More than 50 mature trees have been planted across the borough including real Christmas Trees at Crossland Road Park, @TheGrange, Layton and Revoe centres.
* A European Regional Development Fund programme of carbon reduction measures across Grange Park was successful.
This includes an £87,000 tree planting programme due to start in the autumn for more than 2,000 mature and young trees to be planted in open spaces, verges and residents’ gardens.
* An expression of interest has been submitted to the Innovative Flood Resilience Fund for nature based flood management solutions across Lancashire.
The programme includes a £1m scheme to improve Stanley Park Lake infrastructure and the water management of the park and Lawsons Wetlands. If the bid is successful, this work will see new habitat developed and significant improvements to the lake’s recreational and ecological value.
* Anchorsholme Park reopened last year after an extensive renovation by United Utilities following construction of the new pumping station there, while Harold Larwood Park in Caunce Street has also been upgraded.
Work there included new play equipment, removal of the boundary walls to open up sightlines and the addition of tree planting funded by Blackpool BetterStart.
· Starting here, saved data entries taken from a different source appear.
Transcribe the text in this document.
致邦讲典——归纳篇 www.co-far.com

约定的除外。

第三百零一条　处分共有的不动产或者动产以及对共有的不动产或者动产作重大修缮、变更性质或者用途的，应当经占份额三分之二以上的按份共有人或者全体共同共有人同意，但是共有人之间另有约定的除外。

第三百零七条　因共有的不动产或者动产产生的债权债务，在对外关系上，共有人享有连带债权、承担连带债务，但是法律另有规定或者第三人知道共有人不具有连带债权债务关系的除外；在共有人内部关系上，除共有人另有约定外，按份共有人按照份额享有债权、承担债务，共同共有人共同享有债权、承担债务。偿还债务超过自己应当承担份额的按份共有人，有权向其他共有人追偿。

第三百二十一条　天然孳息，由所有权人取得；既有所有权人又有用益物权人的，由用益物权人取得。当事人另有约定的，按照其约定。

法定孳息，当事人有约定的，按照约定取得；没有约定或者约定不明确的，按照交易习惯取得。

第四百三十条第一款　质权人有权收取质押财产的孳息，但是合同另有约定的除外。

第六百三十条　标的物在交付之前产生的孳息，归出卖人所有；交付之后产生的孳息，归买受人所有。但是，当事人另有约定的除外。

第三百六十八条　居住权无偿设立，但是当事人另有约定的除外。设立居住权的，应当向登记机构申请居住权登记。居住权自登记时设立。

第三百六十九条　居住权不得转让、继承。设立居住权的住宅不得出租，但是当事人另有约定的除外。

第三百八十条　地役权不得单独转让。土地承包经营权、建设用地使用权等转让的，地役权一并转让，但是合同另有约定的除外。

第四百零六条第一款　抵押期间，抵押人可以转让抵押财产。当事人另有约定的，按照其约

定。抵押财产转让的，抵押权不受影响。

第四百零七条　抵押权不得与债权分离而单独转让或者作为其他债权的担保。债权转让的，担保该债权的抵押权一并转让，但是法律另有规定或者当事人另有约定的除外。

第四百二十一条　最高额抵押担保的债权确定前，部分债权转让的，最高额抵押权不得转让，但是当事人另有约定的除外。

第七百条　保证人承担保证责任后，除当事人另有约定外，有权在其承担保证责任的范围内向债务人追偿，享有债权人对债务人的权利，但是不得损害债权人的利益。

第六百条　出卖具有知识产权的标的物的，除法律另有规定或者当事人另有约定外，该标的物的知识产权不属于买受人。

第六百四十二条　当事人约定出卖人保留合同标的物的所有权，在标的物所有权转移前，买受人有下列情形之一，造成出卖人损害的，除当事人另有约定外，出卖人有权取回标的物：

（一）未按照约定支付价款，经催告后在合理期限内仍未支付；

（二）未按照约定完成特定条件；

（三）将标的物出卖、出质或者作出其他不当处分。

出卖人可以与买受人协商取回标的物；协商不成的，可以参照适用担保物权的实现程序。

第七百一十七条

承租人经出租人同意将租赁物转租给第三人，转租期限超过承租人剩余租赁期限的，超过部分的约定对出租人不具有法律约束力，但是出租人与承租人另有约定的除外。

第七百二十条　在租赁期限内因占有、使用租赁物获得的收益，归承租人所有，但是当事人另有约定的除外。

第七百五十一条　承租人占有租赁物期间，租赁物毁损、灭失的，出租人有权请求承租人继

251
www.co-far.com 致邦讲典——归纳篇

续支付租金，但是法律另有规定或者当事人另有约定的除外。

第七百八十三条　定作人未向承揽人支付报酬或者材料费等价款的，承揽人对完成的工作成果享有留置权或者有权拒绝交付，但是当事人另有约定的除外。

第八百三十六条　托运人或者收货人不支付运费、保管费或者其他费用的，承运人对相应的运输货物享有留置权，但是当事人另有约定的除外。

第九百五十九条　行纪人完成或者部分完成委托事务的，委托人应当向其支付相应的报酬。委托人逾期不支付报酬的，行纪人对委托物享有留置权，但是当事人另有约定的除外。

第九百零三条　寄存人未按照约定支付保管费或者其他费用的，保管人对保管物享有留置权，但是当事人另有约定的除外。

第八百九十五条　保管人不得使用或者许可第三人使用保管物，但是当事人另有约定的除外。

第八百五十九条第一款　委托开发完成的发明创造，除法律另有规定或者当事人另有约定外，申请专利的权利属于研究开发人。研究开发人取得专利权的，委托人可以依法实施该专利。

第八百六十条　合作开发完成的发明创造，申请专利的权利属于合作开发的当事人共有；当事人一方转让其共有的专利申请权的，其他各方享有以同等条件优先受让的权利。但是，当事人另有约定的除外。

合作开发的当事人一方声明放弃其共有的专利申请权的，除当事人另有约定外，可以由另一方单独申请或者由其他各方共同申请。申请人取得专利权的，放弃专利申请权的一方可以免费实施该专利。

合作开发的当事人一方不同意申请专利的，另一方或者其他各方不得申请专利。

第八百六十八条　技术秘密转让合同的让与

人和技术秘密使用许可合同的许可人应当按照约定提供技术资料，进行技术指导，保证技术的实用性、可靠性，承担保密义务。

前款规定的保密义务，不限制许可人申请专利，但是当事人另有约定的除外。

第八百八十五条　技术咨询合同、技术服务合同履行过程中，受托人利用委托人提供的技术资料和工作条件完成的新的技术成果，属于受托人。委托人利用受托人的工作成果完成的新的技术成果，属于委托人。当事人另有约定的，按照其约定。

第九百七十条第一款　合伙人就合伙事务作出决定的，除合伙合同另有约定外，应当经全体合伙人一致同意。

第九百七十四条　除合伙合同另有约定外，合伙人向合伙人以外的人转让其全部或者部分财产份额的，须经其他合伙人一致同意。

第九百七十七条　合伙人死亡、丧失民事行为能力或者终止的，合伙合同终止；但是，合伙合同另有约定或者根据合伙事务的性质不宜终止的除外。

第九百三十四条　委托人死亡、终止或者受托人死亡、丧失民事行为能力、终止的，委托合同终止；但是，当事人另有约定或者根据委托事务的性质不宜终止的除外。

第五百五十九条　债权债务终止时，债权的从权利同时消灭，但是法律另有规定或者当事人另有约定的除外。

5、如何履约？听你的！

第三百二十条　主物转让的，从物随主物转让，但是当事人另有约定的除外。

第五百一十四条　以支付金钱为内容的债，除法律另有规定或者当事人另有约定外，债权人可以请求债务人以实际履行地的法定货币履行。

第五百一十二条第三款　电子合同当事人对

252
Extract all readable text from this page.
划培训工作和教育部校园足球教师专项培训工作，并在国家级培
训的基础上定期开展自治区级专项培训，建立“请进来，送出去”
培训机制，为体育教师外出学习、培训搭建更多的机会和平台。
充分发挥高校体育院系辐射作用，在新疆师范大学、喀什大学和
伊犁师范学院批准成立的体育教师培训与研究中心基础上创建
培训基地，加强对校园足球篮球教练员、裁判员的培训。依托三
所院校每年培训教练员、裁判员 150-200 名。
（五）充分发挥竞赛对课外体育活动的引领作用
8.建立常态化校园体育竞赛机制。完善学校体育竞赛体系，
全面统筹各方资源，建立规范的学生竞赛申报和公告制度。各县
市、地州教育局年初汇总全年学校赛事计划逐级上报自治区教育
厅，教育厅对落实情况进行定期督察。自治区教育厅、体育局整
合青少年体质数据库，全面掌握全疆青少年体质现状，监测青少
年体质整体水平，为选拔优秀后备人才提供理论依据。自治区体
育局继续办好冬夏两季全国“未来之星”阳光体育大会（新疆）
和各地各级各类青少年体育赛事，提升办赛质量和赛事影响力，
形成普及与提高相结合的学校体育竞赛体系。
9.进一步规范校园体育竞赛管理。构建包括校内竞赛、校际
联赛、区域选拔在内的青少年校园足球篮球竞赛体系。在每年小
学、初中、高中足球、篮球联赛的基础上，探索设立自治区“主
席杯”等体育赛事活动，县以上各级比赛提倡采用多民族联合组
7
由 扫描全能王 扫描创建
* £104,049 has been invested in parks and greenspaces in 2019/20 including renovation of Claremont football pitch.
* Strong links have been made with both the Wyre and Ribble Rivers Trust whose catchments include Blackpool, with the council securing a place on the steering group for the Wyre Rivers Trust.
Funding was secured by the Wyre Rivers Trust for two hectares of tree planting in Blackpool as part of the wider Lancashire Connect Woodland programme of tree planting across the county.
* Although the Covid pandemic has restricted volunteering opportunities, the environmental volunteer co-ordinator post, which previously focused on Marton Mere, has been reviewed to take a town-wide approach.
The aim is to encourage further park volunteering and support groups to develop and gain new skills across the town.
* Two new placements for young people have been developed working alongside the Park Ranger Service gaining skills in community engagement, horticulture and ecological management.
The roles, which are due to start this spring, are funded through the Kickstart programme in partnership with the Head Start resilience project.